Tuesday, September 16, 2008

The Beauty of Hearing the Words of Institution

Read this from Pr. Will Weedon's blog:
I suppose it ill becomes a Lutheran to comment upon a Roman Mass, for I'm not a Roman Christian and have no intention of ever becoming one. But I can't pass up the opportunity.

Pope Benedict XVI restored a year ago the right to celebrate the extraordinary rite - the Latin Mass - to any priest. I've not watched the whole before and was curious, so I checked out the service. The music was, of course, beautiful. The ceremony was, for this Lutheran pastor, a bit over the top - now I know what Chemnitz referred to when he criticized the Roman high mass as "theatrical." But the most deeply disturbing moment for me as a Lutheran Christian came during the consecration. This was accomplished with the priest speaking under his breath. The result was that no one assembled got to hear the Verba Christi, the great promise which stands at the heart and center of the Holy Eucharist. I've known for donkey years that that's how the Mass used to be; but knowing it is different from observing it. The observation was downright painful.

Watching during this gaping silence made me quite sad for my fellow Christians in the Roman jurisdiction; and it made me profoundly thankful for the Lutheran Reformation. In all our services, no matter what poverty of ceremony they may have (from a Roman viewpoint), the very words of Christ ring out (and are often SUNG out) as the very heart of the Divine Service. "My Body, given for you...My Blood, shed for you, for the forgiveness of sins!" Surely if Vatican II did ONE thing right with the Roman liturgy, it was putting the canon into the vernacular and having it said aloud so that Christ's people can hear and hold in faith to the wonderful words of our Savior.

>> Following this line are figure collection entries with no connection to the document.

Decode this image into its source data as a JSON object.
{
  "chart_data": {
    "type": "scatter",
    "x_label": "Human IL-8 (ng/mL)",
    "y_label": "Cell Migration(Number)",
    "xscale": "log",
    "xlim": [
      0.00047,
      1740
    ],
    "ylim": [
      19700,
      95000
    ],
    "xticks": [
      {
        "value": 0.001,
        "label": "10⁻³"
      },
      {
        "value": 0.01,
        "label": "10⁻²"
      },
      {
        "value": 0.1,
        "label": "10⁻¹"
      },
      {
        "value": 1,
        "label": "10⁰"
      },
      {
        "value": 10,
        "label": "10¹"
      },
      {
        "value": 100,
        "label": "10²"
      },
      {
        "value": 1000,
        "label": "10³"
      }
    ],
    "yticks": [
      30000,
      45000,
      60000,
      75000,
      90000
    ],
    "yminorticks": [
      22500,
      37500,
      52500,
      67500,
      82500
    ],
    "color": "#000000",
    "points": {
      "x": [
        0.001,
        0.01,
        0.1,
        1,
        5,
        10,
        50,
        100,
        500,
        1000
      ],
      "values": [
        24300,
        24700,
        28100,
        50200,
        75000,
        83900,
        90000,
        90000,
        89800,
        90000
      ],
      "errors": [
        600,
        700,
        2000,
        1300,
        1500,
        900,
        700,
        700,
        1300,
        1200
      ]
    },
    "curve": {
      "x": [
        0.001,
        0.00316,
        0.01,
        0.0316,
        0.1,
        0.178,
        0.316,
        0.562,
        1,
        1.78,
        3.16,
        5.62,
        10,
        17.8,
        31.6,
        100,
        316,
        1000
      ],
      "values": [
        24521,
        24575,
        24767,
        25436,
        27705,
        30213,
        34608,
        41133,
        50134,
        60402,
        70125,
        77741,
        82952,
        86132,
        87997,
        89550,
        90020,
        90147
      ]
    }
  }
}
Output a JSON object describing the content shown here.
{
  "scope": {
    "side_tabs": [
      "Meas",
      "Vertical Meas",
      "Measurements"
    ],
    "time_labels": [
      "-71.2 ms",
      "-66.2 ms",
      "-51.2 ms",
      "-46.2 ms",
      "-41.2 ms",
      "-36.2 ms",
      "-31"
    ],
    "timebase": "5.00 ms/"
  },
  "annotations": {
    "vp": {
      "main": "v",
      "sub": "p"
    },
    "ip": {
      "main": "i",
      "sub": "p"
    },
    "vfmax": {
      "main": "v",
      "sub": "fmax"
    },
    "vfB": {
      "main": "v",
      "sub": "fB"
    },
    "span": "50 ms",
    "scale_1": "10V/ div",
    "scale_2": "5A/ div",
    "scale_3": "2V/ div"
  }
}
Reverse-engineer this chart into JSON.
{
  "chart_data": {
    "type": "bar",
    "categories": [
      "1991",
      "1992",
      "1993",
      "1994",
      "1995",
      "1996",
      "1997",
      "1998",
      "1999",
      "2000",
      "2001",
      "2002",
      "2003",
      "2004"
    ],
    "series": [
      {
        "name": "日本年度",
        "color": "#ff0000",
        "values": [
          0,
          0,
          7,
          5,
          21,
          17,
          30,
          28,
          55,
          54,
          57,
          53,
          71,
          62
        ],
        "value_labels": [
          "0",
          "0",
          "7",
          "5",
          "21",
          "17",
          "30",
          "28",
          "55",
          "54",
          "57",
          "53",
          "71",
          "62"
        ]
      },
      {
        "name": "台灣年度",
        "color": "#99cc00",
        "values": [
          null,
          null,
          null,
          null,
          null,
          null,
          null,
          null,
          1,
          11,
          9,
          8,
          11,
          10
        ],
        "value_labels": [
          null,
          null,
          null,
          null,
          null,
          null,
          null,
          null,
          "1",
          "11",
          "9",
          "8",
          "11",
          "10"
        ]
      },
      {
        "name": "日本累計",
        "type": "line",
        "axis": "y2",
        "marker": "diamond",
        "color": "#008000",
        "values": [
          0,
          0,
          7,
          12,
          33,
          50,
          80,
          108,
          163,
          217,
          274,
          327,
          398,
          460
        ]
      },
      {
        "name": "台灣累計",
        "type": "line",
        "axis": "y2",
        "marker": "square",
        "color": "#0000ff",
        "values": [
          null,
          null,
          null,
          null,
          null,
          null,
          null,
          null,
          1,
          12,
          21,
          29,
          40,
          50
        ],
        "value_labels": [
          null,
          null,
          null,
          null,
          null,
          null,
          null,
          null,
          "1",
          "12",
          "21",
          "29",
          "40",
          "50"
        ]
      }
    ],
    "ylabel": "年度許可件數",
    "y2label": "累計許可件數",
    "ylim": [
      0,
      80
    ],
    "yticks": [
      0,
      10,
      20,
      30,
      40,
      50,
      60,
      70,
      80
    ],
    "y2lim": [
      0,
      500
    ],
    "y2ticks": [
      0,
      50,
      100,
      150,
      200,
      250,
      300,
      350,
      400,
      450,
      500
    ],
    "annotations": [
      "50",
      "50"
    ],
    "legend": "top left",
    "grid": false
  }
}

Don't get me wrong; the Latin Mass is very beautiful, but its beauty simply pales when you think about taking away from Christ's people the hearing of His Testament. There is no beauty on earth more beautiful than the words, spoken on the night of His betrayal, by our Savior, and repeated now and until the Parousia in the Savior's stead and by His command, for the joy of His people.